El frailuco estaba pálido e inmóvil.
―¿Creéis que llegaré a blasfemar? ¿No? ¿Sí?
Se había acercado hasta casi un palmo del rostro del infeliz. Varios transeúntes se arremolinaron para
mejor contemplar la escena, regocijados. Antonio Gil era así, hosco y callado, pero excelente persona y el
mejor de su oficio. Sabían, que era capaz de aguantarlo todo, mas nunca a los pesados. Sostenía que el último
mandamiento de la Ley de Dios era «No molestarás a tu prójimo», pero que a Moisés se le cayó en el Sinaí la
tabla en la que estaba inscrita esta sensata norma divina.
El fraile no sabía cómo escapar de aquella furia.
―¡Pues no! No voy a blasfemar. ¡Mirad!
Se volvió hacia una barrica tumbada, abrió la zapa y escanció sidra en una jarra que a mano estaba para
esa finalidad, pues los porteadores que abastecían las naves precisaban refresco.
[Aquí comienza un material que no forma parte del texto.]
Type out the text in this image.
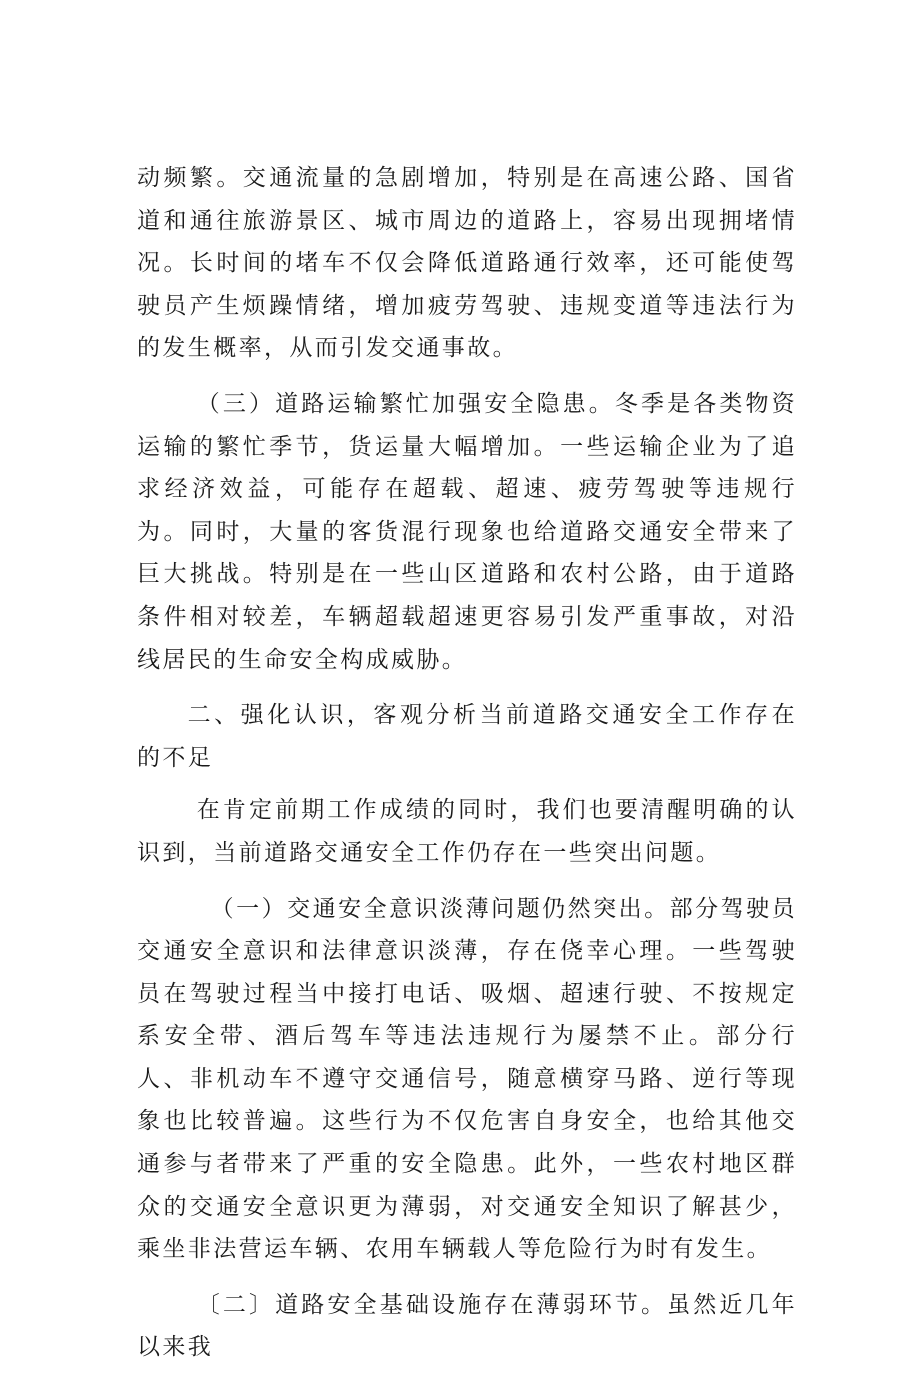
动频繁。交通流量的急剧增加，特别是在高速公路、国省道和通往旅游景区、城市周边的道路上，容易出现拥堵情况。长时间的堵车不仅会降低道路通行效率，还可能使驾驶员产生烦躁情绪，增加疲劳驾驶、违规变道等违法行为的发生概率，从而引发交通事故。

（三）道路运输繁忙加强安全隐患。冬季是各类物资运输的繁忙季节，货运量大幅增加。一些运输企业为了追求经济效益，可能存在超载、超速、疲劳驾驶等违规行为。同时，大量的客货混行现象也给道路交通安全带来了巨大挑战。特别是在一些山区道路和农村公路，由于道路条件相对较差，车辆超载超速更容易引发严重事故，对沿线居民的生命安全构成威胁。

二、强化认识，客观分析当前道路交通安全工作存在的不足

在肯定前期工作成绩的同时，我们也要清醒明确的认识到，当前道路交通安全工作仍存在一些突出问题。

（一）交通安全意识淡薄问题仍然突出。部分驾驶员交通安全意识和法律意识淡薄，存在侥幸心理。一些驾驶员在驾驶过程当中接打电话、吸烟、超速行驶、不按规定系安全带、酒后驾车等违法违规行为屡禁不止。部分行人、非机动车不遵守交通信号，随意横穿马路、逆行等现象也比较普遍。这些行为不仅危害自身安全，也给其他交通参与者带来了严重的安全隐患。此外，一些农村地区群众的交通安全意识更为薄弱，对交通安全知识了解甚少，乘坐非法营运车辆、农用车辆载人等危险行为时有发生。

〔二〕道路安全基础设施存在薄弱环节。虽然近几年以来我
Bebió con fruición sin cuidarse del líquido que resbalaba por la comisura de la boca. Al terminar, se
limpió con el dorso del brazo y lanzó un sonoro regüeldo, en dirección al impertinente.
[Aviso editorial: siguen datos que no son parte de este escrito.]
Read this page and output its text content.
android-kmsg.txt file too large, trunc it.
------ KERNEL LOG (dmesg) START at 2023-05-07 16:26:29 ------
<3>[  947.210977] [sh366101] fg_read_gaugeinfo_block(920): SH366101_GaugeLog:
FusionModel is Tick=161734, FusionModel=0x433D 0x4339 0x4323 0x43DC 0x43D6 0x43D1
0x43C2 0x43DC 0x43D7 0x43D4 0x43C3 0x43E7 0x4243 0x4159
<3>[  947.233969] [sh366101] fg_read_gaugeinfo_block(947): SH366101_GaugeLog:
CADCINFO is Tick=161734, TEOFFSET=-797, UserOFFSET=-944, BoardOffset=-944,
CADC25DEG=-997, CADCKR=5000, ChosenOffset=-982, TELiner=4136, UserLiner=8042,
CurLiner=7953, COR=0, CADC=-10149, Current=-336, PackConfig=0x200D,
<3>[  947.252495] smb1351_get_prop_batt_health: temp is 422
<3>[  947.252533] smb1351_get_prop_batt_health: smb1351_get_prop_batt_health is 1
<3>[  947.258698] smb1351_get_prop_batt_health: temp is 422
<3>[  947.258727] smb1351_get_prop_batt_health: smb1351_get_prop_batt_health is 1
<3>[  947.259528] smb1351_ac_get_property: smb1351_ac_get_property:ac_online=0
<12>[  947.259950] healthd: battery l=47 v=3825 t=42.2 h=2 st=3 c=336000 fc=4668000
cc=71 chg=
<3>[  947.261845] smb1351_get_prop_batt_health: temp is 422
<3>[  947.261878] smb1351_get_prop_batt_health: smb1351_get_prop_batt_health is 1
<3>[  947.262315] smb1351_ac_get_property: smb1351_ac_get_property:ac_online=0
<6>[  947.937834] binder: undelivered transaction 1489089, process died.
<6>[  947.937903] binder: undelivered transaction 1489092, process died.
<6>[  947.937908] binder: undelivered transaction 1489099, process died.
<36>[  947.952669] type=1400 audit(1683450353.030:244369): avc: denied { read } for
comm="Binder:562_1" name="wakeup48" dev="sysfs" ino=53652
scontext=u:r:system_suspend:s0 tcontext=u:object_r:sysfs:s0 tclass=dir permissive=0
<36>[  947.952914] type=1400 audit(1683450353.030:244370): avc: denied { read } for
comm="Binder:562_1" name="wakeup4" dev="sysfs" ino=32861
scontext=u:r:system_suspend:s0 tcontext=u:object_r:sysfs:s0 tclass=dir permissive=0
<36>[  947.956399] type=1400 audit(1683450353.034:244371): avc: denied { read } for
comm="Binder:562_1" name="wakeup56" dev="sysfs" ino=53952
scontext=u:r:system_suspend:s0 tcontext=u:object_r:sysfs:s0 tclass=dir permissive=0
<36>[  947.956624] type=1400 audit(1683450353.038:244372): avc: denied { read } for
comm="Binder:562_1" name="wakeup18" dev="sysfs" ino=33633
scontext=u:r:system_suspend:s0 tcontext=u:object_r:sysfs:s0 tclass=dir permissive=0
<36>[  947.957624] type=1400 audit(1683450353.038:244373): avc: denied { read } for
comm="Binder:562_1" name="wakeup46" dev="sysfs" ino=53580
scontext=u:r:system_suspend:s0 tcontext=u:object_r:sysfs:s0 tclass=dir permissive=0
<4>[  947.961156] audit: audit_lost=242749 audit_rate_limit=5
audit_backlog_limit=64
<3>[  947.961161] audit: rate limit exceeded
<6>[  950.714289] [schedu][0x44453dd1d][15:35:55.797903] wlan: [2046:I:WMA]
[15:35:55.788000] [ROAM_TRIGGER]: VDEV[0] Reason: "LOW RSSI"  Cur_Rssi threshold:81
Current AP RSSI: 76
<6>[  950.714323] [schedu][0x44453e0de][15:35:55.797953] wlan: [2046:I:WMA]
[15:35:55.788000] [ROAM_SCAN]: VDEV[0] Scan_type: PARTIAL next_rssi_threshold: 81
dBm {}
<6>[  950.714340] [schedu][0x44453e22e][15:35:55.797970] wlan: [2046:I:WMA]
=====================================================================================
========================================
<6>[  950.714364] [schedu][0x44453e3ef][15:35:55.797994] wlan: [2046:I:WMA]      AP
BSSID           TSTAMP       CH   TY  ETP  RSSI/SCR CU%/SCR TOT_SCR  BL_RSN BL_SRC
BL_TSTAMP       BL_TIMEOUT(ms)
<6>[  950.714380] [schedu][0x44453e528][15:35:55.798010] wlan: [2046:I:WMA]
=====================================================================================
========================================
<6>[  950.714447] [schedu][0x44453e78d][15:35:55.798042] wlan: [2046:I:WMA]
―Ya veis, hermano. Ni he blasfemado ni he echado fuego por la boca. Esta bebida es santa.
Y terminó la broma con una sonora carcajada. Todos le corearon y el religioso escapó atarazanas arriba
como huyendo del diablo.
Aquel forastero charlatán ignoraba la importancia de la sidra en los viajes de los marinos cántabros por
los mares del Norte en busca del bacalao y la ballena. Nunca eran afectados por las llagas que impedían comer
y que, en muchos casos, terminaban con la vida de los marinos.
El tonelero, por su parte, desconocía que aquel fraile pesado y entrometido era el depositario en la
ciudad de los fondos proveídos por Juan Rodríguez de Fonseca, Comisario de la gran flota de diecisiete navíos
y mil doscientos hombres que pronto se concentraría en Cádiz.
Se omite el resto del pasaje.